The business valuer often has to interpret more than three years old data. It is an iterative process where the client and the business valuer work together to determine how certain details affect the business’s value.
The buyer or business owner often already has a range of values in mind. What they need is to cross-check their understanding of business value. A business valuation is a quick and easy way to help.
What is a quick business valuation?
An immediate business valuation with detailed analysis can take 24-48 hours. Although a quick calculation is often completed within 1-2 hours, the discovery process may take longer.
Three steps are required to value a business quickly:
- Collect past and current financial information.
- Question profitability, growth, business processes, and competitive advantage.
- A systemized approach for calculation and reporting.
After completing the calculations, the business valuer must consider the results from multiple perspectives. This is where time is important. A good valuation should take at least 1-2 days to achieve the best result.
What limits can a fast-business valuation be?
A quick business valuation will not be helpful if the valuation is to be used in commercial or legal disputes. These cases require that the valuation be supported by solid evidence and reason. When preparing a defensible report, it is important to consider the interpretation of financial statements and business and industry issues.
Other limitations include the following:
- There need to be clear and credible financial reports.
- A company that has experienced dramatic changes in its profit performance, such as switching from large losses to profits or vice-versa.
- A business’s value depends on intangible elements such as key owners, intellectual property, and goodwill.
- Inability to meet with business owners to discuss business.
How can you get a quick business valuation?
A quick valuation is the simplest way to confirm that the vendor or buyer has made the right decision. Negotiation can then be short. This gives clients the power to set the limits of negotiation and reduces the time it takes to conclude.
It will also reveal potential opportunities for the company to increase its value. This will allow the buyer to understand the strengths and probable opportunities of the vendor and help them feel confident in defending the business’s value.
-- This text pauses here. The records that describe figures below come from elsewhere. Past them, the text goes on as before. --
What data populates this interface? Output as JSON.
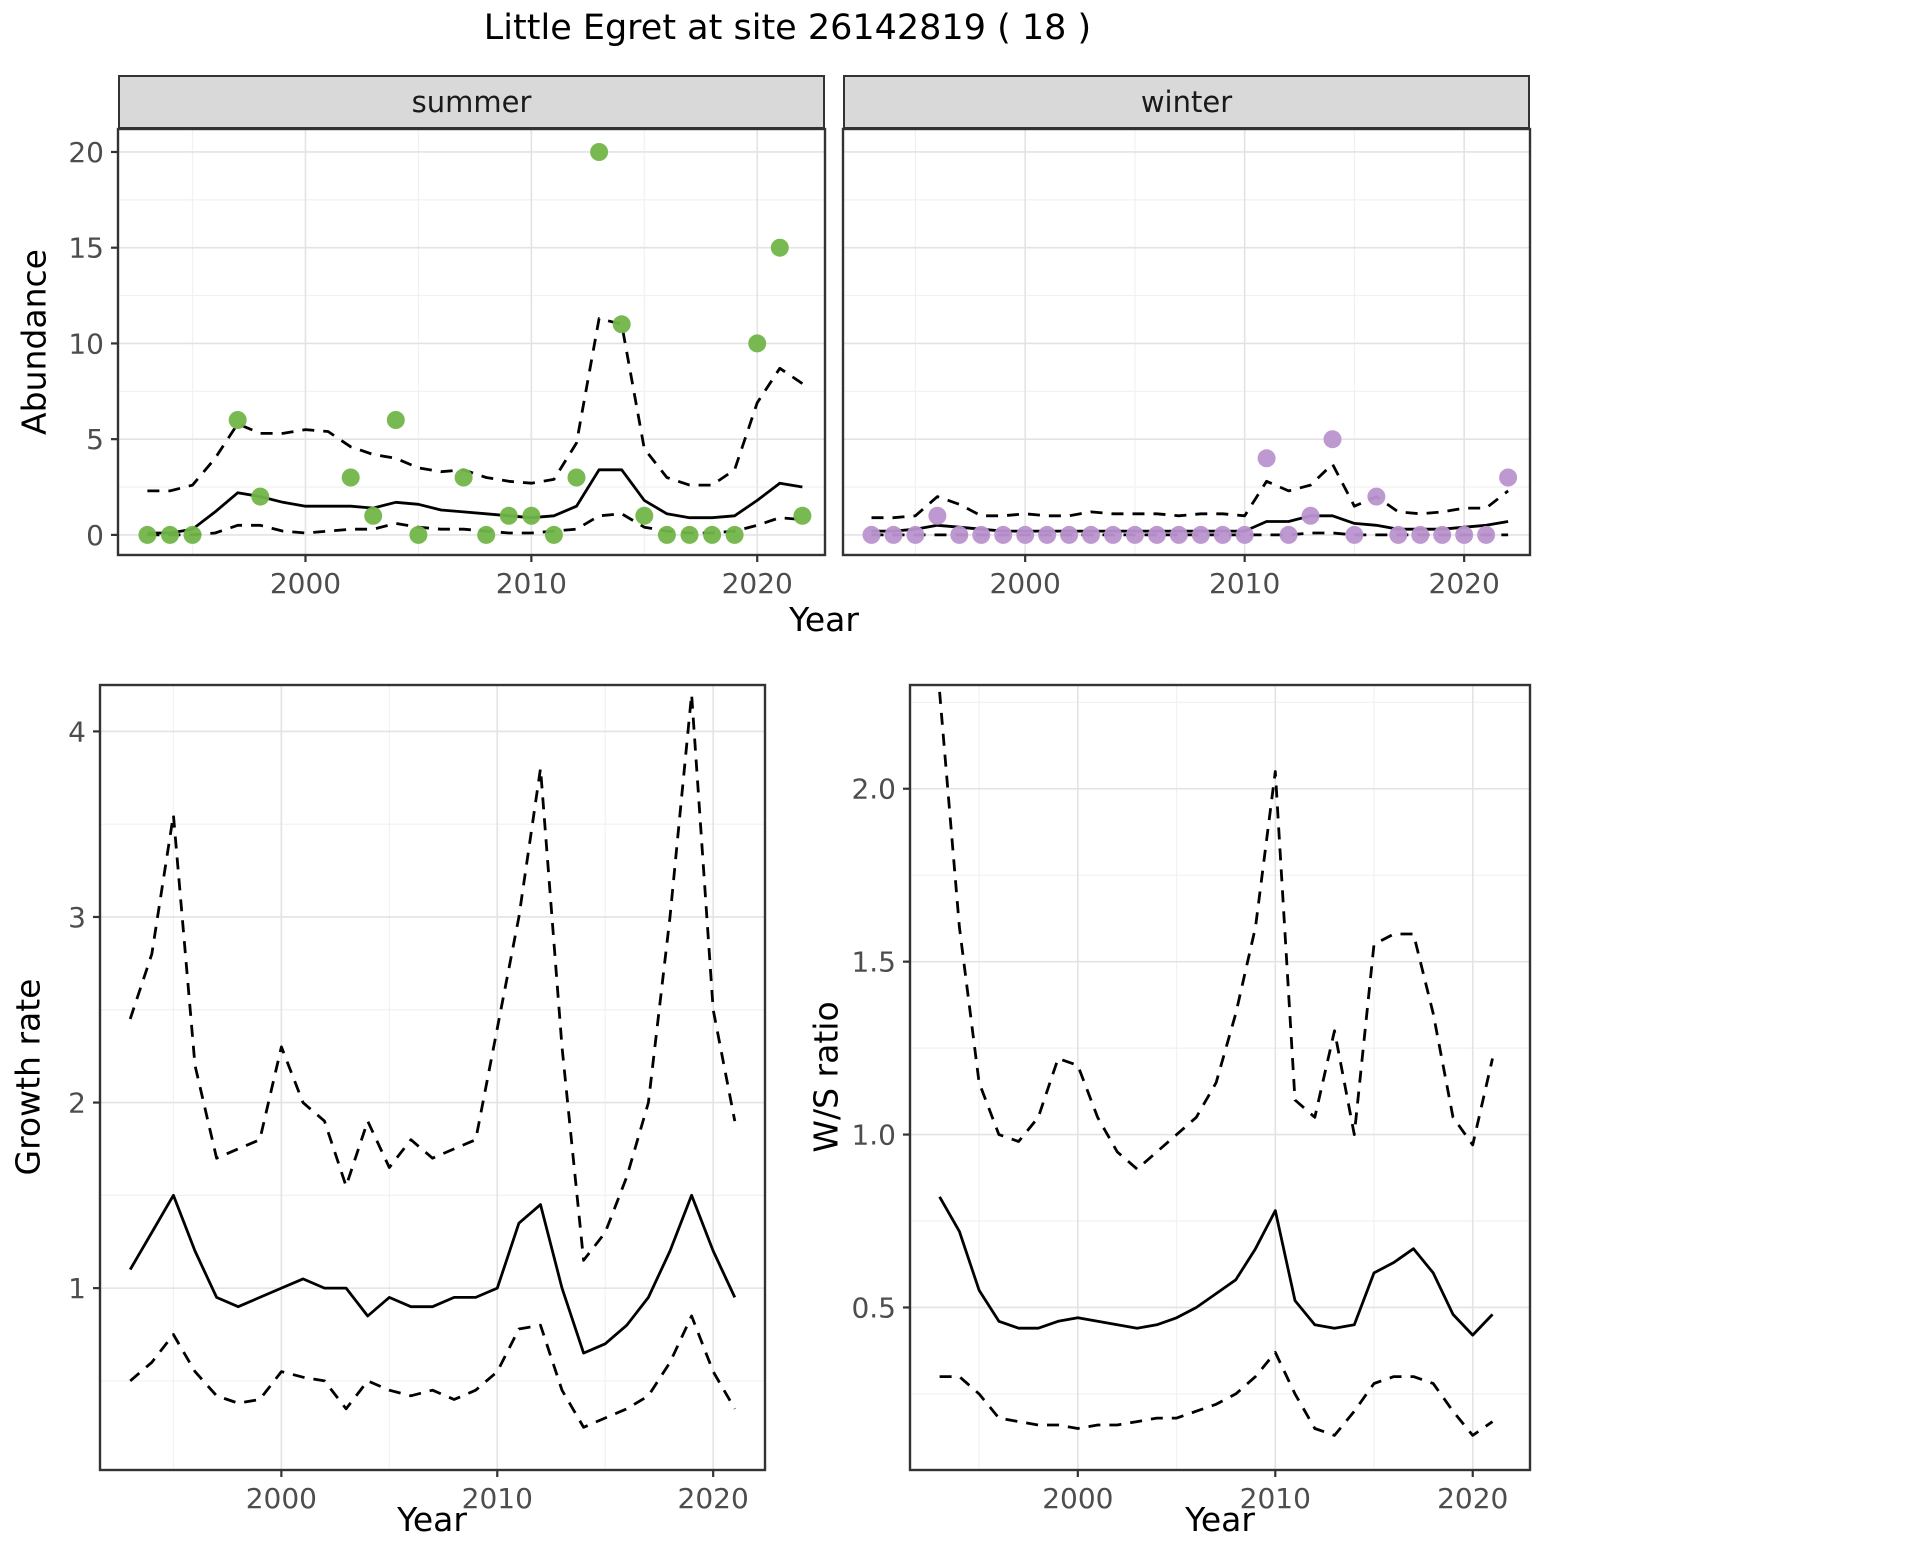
{
  "title": "Little Egret at site 26142819 ( 18 )",
  "facets": {
    "summer": "summer",
    "winter": "winter"
  },
  "axis_titles": {
    "abundance": "Abundance",
    "year": "Year",
    "growth_rate": "Growth rate",
    "ws_ratio": "W/S ratio"
  },
  "colors": {
    "summer_points": "#72b548",
    "winter_points": "#bb92cd",
    "line": "#000000",
    "strip_bg": "#d9d9d9",
    "grid_major": "#e3e3e3",
    "grid_minor": "#f1f1f1",
    "panel_border": "#333333"
  },
  "chart_data": [
    {
      "id": "abundance_summer",
      "type": "line",
      "facet": "summer",
      "xlabel": "Year",
      "ylabel": "Abundance",
      "xlim": [
        1991.7,
        2023.0
      ],
      "ylim": [
        -1.05,
        21.2
      ],
      "xticks": [
        2000,
        2010,
        2020
      ],
      "xticklabels": [
        "2000",
        "2010",
        "2020"
      ],
      "yticks": [
        0,
        5,
        10,
        15,
        20
      ],
      "yticklabels": [
        "0",
        "5",
        "10",
        "15",
        "20"
      ],
      "xminor": [
        1995,
        2005,
        2015
      ],
      "yminor": [
        2.5,
        7.5,
        12.5,
        17.5
      ],
      "x": [
        1993,
        1994,
        1995,
        1996,
        1997,
        1998,
        1999,
        2000,
        2001,
        2002,
        2003,
        2004,
        2005,
        2006,
        2007,
        2008,
        2009,
        2010,
        2011,
        2012,
        2013,
        2014,
        2015,
        2016,
        2017,
        2018,
        2019,
        2020,
        2021,
        2022
      ],
      "series": [
        {
          "name": "median",
          "style": "solid",
          "values": [
            0.1,
            0.1,
            0.3,
            1.2,
            2.2,
            2.0,
            1.7,
            1.5,
            1.5,
            1.5,
            1.4,
            1.7,
            1.6,
            1.3,
            1.2,
            1.1,
            1.0,
            0.9,
            1.0,
            1.5,
            3.4,
            3.4,
            1.8,
            1.1,
            0.9,
            0.9,
            1.0,
            1.8,
            2.7,
            2.5
          ]
        },
        {
          "name": "upper_ci",
          "style": "dashed",
          "values": [
            2.3,
            2.3,
            2.6,
            4.0,
            5.8,
            5.3,
            5.3,
            5.5,
            5.4,
            4.6,
            4.2,
            4.0,
            3.5,
            3.3,
            3.4,
            3.0,
            2.8,
            2.7,
            2.9,
            4.8,
            11.3,
            11.0,
            4.5,
            3.0,
            2.6,
            2.6,
            3.4,
            6.9,
            8.7,
            7.9
          ]
        },
        {
          "name": "lower_ci",
          "style": "dashed",
          "values": [
            0,
            0,
            0,
            0.1,
            0.5,
            0.5,
            0.2,
            0.1,
            0.2,
            0.3,
            0.3,
            0.6,
            0.4,
            0.3,
            0.3,
            0.2,
            0.1,
            0.1,
            0.2,
            0.3,
            1.0,
            1.1,
            0.4,
            0.2,
            0.1,
            0.1,
            0.2,
            0.5,
            0.9,
            0.8
          ]
        }
      ],
      "points": {
        "name": "observed_counts",
        "color_key": "summer_points",
        "x": [
          1993,
          1994,
          1995,
          1997,
          1998,
          2002,
          2003,
          2004,
          2005,
          2007,
          2008,
          2009,
          2010,
          2011,
          2012,
          2013,
          2014,
          2015,
          2016,
          2017,
          2018,
          2019,
          2020,
          2021,
          2022
        ],
        "y": [
          0,
          0,
          0,
          6,
          2,
          3,
          1,
          6,
          0,
          3,
          0,
          1,
          1,
          0,
          3,
          20,
          11,
          1,
          0,
          0,
          0,
          0,
          10,
          15,
          1
        ]
      }
    },
    {
      "id": "abundance_winter",
      "type": "line",
      "facet": "winter",
      "xlabel": "Year",
      "ylabel": "Abundance",
      "xlim": [
        1991.7,
        2023.0
      ],
      "ylim": [
        -1.05,
        21.2
      ],
      "xticks": [
        2000,
        2010,
        2020
      ],
      "xticklabels": [
        "2000",
        "2010",
        "2020"
      ],
      "yticks": [
        0,
        5,
        10,
        15,
        20
      ],
      "yticklabels": [
        "0",
        "5",
        "10",
        "15",
        "20"
      ],
      "xminor": [
        1995,
        2005,
        2015
      ],
      "yminor": [
        2.5,
        7.5,
        12.5,
        17.5
      ],
      "x": [
        1993,
        1994,
        1995,
        1996,
        1997,
        1998,
        1999,
        2000,
        2001,
        2002,
        2003,
        2004,
        2005,
        2006,
        2007,
        2008,
        2009,
        2010,
        2011,
        2012,
        2013,
        2014,
        2015,
        2016,
        2017,
        2018,
        2019,
        2020,
        2021,
        2022
      ],
      "series": [
        {
          "name": "median",
          "style": "solid",
          "values": [
            0.2,
            0.2,
            0.3,
            0.5,
            0.4,
            0.3,
            0.2,
            0.2,
            0.2,
            0.2,
            0.2,
            0.2,
            0.2,
            0.2,
            0.2,
            0.2,
            0.2,
            0.2,
            0.7,
            0.7,
            1.0,
            1.0,
            0.6,
            0.5,
            0.3,
            0.3,
            0.3,
            0.4,
            0.5,
            0.7
          ]
        },
        {
          "name": "upper_ci",
          "style": "dashed",
          "values": [
            0.9,
            0.9,
            1.0,
            2.0,
            1.6,
            1.0,
            1.0,
            1.1,
            1.0,
            1.0,
            1.2,
            1.1,
            1.1,
            1.1,
            1.0,
            1.1,
            1.1,
            1.0,
            2.8,
            2.3,
            2.6,
            3.7,
            1.5,
            2.0,
            1.2,
            1.1,
            1.2,
            1.4,
            1.4,
            2.3
          ]
        },
        {
          "name": "lower_ci",
          "style": "dashed",
          "values": [
            0,
            0,
            0,
            0,
            0,
            0,
            0,
            0,
            0,
            0,
            0,
            0,
            0,
            0,
            0,
            0,
            0,
            0,
            0,
            0,
            0.1,
            0.1,
            0,
            0,
            0,
            0,
            0,
            0,
            0,
            0
          ]
        }
      ],
      "points": {
        "name": "observed_counts",
        "color_key": "winter_points",
        "x": [
          1993,
          1994,
          1995,
          1996,
          1997,
          1998,
          1999,
          2000,
          2001,
          2002,
          2003,
          2004,
          2005,
          2006,
          2007,
          2008,
          2009,
          2010,
          2011,
          2012,
          2013,
          2014,
          2015,
          2016,
          2017,
          2018,
          2019,
          2020,
          2021,
          2022
        ],
        "y": [
          0,
          0,
          0,
          1,
          0,
          0,
          0,
          0,
          0,
          0,
          0,
          0,
          0,
          0,
          0,
          0,
          0,
          0,
          4,
          0,
          1,
          5,
          0,
          2,
          0,
          0,
          0,
          0,
          0,
          3
        ]
      }
    },
    {
      "id": "growth_rate",
      "type": "line",
      "xlabel": "Year",
      "ylabel": "Growth rate",
      "xlim": [
        1991.6,
        2022.4
      ],
      "ylim": [
        0.02,
        4.25
      ],
      "xticks": [
        2000,
        2010,
        2020
      ],
      "xticklabels": [
        "2000",
        "2010",
        "2020"
      ],
      "yticks": [
        1,
        2,
        3,
        4
      ],
      "yticklabels": [
        "1",
        "2",
        "3",
        "4"
      ],
      "xminor": [
        1995,
        2005,
        2015
      ],
      "yminor": [
        0.5,
        1.5,
        2.5,
        3.5
      ],
      "x": [
        1993,
        1994,
        1995,
        1996,
        1997,
        1998,
        1999,
        2000,
        2001,
        2002,
        2003,
        2004,
        2005,
        2006,
        2007,
        2008,
        2009,
        2010,
        2011,
        2012,
        2013,
        2014,
        2015,
        2016,
        2017,
        2018,
        2019,
        2020,
        2021
      ],
      "series": [
        {
          "name": "median",
          "style": "solid",
          "values": [
            1.1,
            1.3,
            1.5,
            1.2,
            0.95,
            0.9,
            0.95,
            1.0,
            1.05,
            1.0,
            1.0,
            0.85,
            0.95,
            0.9,
            0.9,
            0.95,
            0.95,
            1.0,
            1.35,
            1.45,
            1.0,
            0.65,
            0.7,
            0.8,
            0.95,
            1.2,
            1.5,
            1.2,
            0.95
          ]
        },
        {
          "name": "upper_ci",
          "style": "dashed",
          "values": [
            2.45,
            2.8,
            3.55,
            2.2,
            1.7,
            1.75,
            1.8,
            2.3,
            2.0,
            1.9,
            1.55,
            1.9,
            1.65,
            1.8,
            1.7,
            1.75,
            1.8,
            2.4,
            3.0,
            3.8,
            2.3,
            1.15,
            1.3,
            1.6,
            2.0,
            3.0,
            4.2,
            2.5,
            1.9
          ]
        },
        {
          "name": "lower_ci",
          "style": "dashed",
          "values": [
            0.5,
            0.6,
            0.75,
            0.55,
            0.42,
            0.38,
            0.4,
            0.55,
            0.52,
            0.5,
            0.35,
            0.5,
            0.45,
            0.42,
            0.45,
            0.4,
            0.45,
            0.55,
            0.78,
            0.8,
            0.45,
            0.25,
            0.3,
            0.35,
            0.42,
            0.6,
            0.85,
            0.55,
            0.35
          ]
        }
      ]
    },
    {
      "id": "ws_ratio",
      "type": "line",
      "xlabel": "Year",
      "ylabel": "W/S ratio",
      "xlim": [
        1991.5,
        2022.9
      ],
      "ylim": [
        0.03,
        2.3
      ],
      "xticks": [
        2000,
        2010,
        2020
      ],
      "xticklabels": [
        "2000",
        "2010",
        "2020"
      ],
      "yticks": [
        0.5,
        1.0,
        1.5,
        2.0
      ],
      "yticklabels": [
        "0.5",
        "1.0",
        "1.5",
        "2.0"
      ],
      "xminor": [
        1995,
        2005,
        2015
      ],
      "yminor": [
        0.25,
        0.75,
        1.25,
        1.75,
        2.25
      ],
      "x": [
        1993,
        1994,
        1995,
        1996,
        1997,
        1998,
        1999,
        2000,
        2001,
        2002,
        2003,
        2004,
        2005,
        2006,
        2007,
        2008,
        2009,
        2010,
        2011,
        2012,
        2013,
        2014,
        2015,
        2016,
        2017,
        2018,
        2019,
        2020,
        2021
      ],
      "series": [
        {
          "name": "median",
          "style": "solid",
          "values": [
            0.82,
            0.72,
            0.55,
            0.46,
            0.44,
            0.44,
            0.46,
            0.47,
            0.46,
            0.45,
            0.44,
            0.45,
            0.47,
            0.5,
            0.54,
            0.58,
            0.67,
            0.78,
            0.52,
            0.45,
            0.44,
            0.45,
            0.6,
            0.63,
            0.67,
            0.6,
            0.48,
            0.42,
            0.48
          ]
        },
        {
          "name": "upper_ci",
          "style": "dashed",
          "values": [
            2.28,
            1.6,
            1.15,
            1.0,
            0.98,
            1.05,
            1.22,
            1.2,
            1.05,
            0.95,
            0.9,
            0.95,
            1.0,
            1.05,
            1.15,
            1.35,
            1.6,
            2.05,
            1.1,
            1.05,
            1.3,
            1.0,
            1.55,
            1.58,
            1.58,
            1.35,
            1.05,
            0.97,
            1.22
          ]
        },
        {
          "name": "lower_ci",
          "style": "dashed",
          "values": [
            0.3,
            0.3,
            0.25,
            0.18,
            0.17,
            0.16,
            0.16,
            0.15,
            0.16,
            0.16,
            0.17,
            0.18,
            0.18,
            0.2,
            0.22,
            0.25,
            0.3,
            0.37,
            0.25,
            0.15,
            0.13,
            0.2,
            0.28,
            0.3,
            0.3,
            0.28,
            0.2,
            0.13,
            0.17
          ]
        }
      ]
    }
  ]
}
It can also confirm boundaries when settling disputes between business partners. Disputations are not always about a difference of 5-10%. They are more likely to differ by multiple orders of magnitude. A business valuation in under 2 days can resolve this issue quickly. Many disputes can be determined by having shareholders go through the valuation process. They come to an understanding of the value and differences in arriving at a valuation figure.
How about investing in a company?
This is an important area of a quick business valuation. It can tell you if an investment in an established business will increase its value. A valuation will show you how much the company is worth, which areas of improvement, and the new deal.
It’s crazy to invest $1M into a business, but the value of that company only goes up by $750,000. An instant valuation can identify aspects of a project that could lead to a decrease or an increase in value.
Fast business valuations reduce the risk of making bad decisions, whether selling your business, buying a company, or investing in one. This gives you the confidence to take swift and decisive action.